CW: Sexual Assault, Sexual Violence, Rape, Gaslighting, Trauma

By David Ferrell


My graphic illustrates Chapter 6 of Bri Lee’s Eggshell Skull. This chapter reproduces the cross-examination of ‘Jessica’, a witness and complainant in the rape trial, R v Phillips.


By contrasting the construction of form alternatively by line and by colour, I attempt to depict how victim-survivors, engaging in the autobiographical medium of testimony, are subjected to the prescriptive narratives of law and society in the forum of the courtroom.


Lines and clear panelling are used when representing experiences and spaces mediated by sanctioned forms of story-telling. The formation of objects and scenes by clear lines signals rational spaces and acceptable narrative orderings.


The first page illustrates the court as such an epistemologically structured space, composed of conventional, strictly geometric and symmetrical panelling, and clear linework. The ordering, isolating logic of law is represented by the visual partitioning of the figures by the vectors of the bannisters.


‘Nervous disposition’ (Lee 86) – the words used by the prosecutor to introduce Jessica’s testimony to the jury – are visually superimposed upon Jessica within the frame. This suggestion by the prosecutor forms the seed of the jury’s ‘narrative of Jessica’. From this seed, other labels are invited upon the female witness. These appear, disavowed from the positive space of the panel, in the negative space of the gutters; multiplying and surrounding the sanctioned narrative.


Dominant colour and the omission of clear lines and panelling, by contrast, are used to reflect the confusion and chaos of unmediated experience; in particular, experiences of trauma, which fail to be processed by normal narrativising and linguistics discourses and remain sensorially visceral. The second page, depicting Jessica recounting her memory of the traumatic incident, blends times, scenes and perspective in intense, flowing hues of dark colour. Raw sensory imagery is evoked by diegetic sound inserts: ‘FLUSH!’ and ‘SHOUT!’. Time is blurred and confused in the middle scene, depicting multiple interactions between the same two figures without clear temporal division or a linear flow of time across the panel.


The unmediated sensorial and imaginative chaos of this traumatic memory flows into the forum of law in the third page. Reflecting law’s reliance upon heavily circumscribed and mediums of story-telling, however, Jessica’s questioning by the barrister violently re-encloses her within the narrative form of the panel, within the disciplining epistemologies of the courtroom, depriving her of her own phenomenological sense-making, confining her to the logic of her audience. The disavowed pejoratives return and surround her captivity.
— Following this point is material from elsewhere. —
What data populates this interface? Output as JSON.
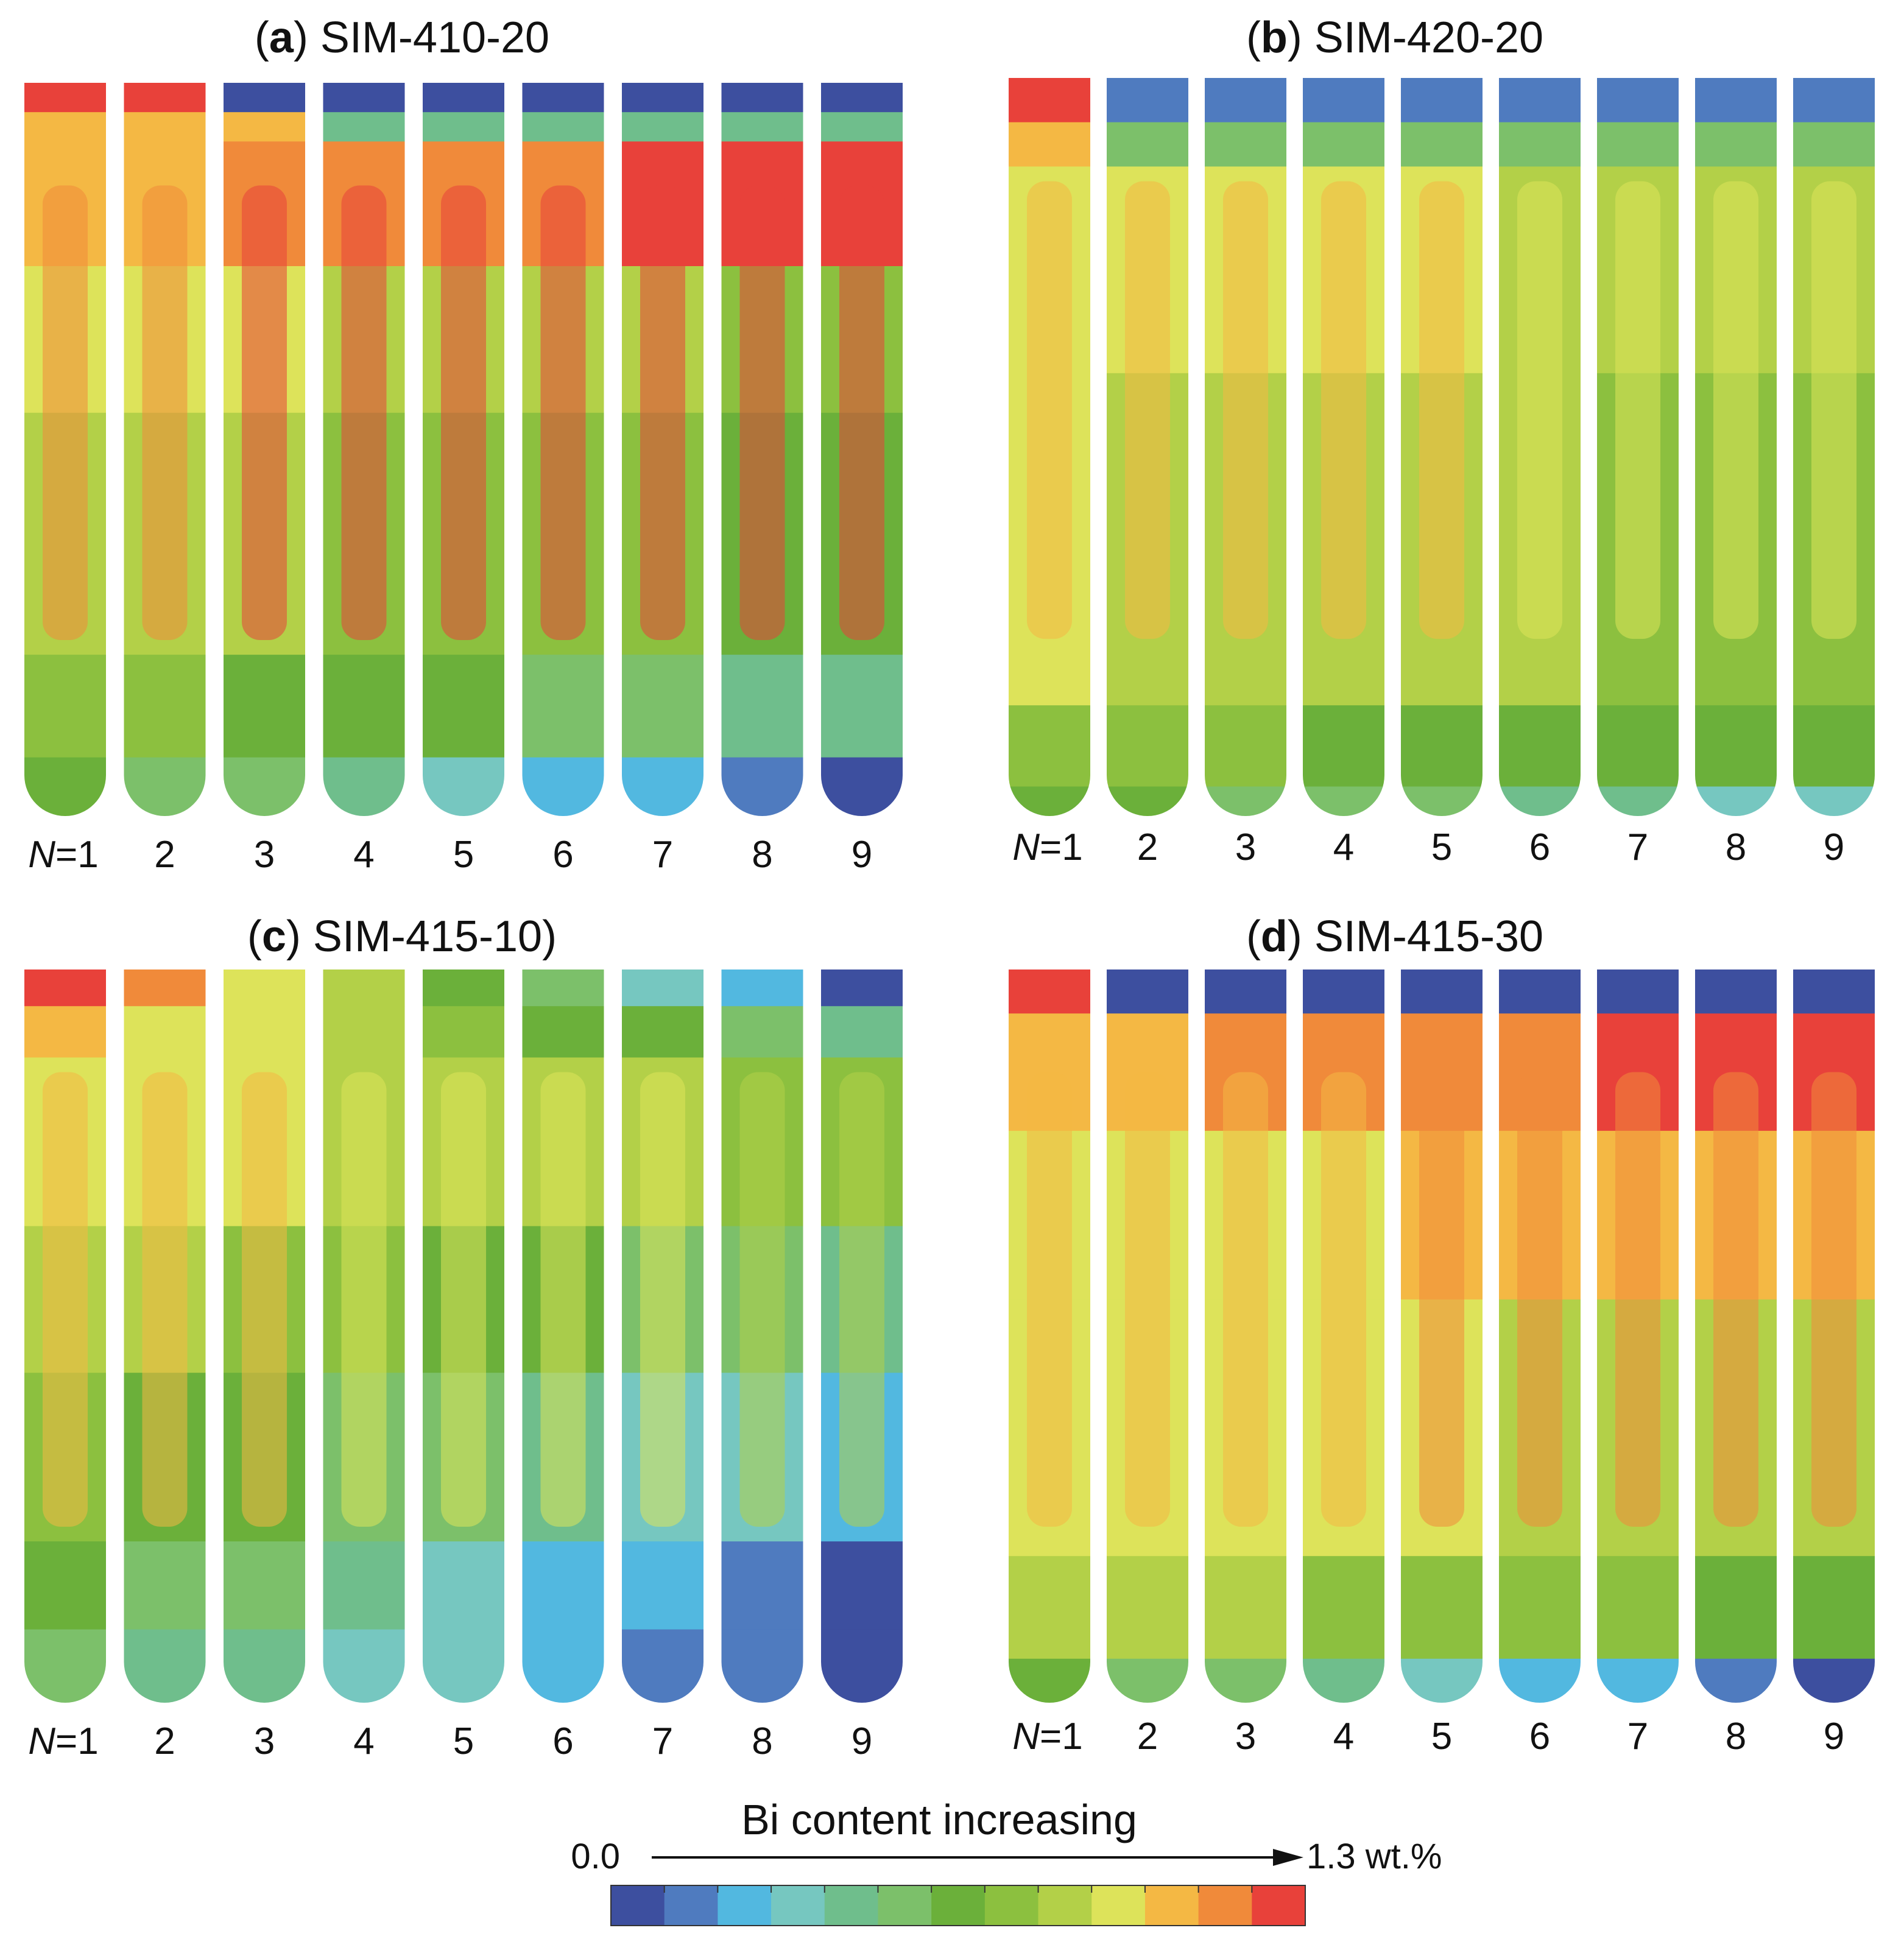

The final page depicts the witness in place of the criminal in Gustav Klimt’s ‘Jurisprudence’. Like the criminal figure, the witness is reduced to bare humanity before the pervasive domination of legal evaluation. The witness stands before the law, with hands unbound, seeking justice, but instead, subjected to the law’s hegemony over truth, becomes publicly the object of judgment. This frozen portrait is ultimately enclosed by the image of the courthouse, an entrapping network of geometric lines.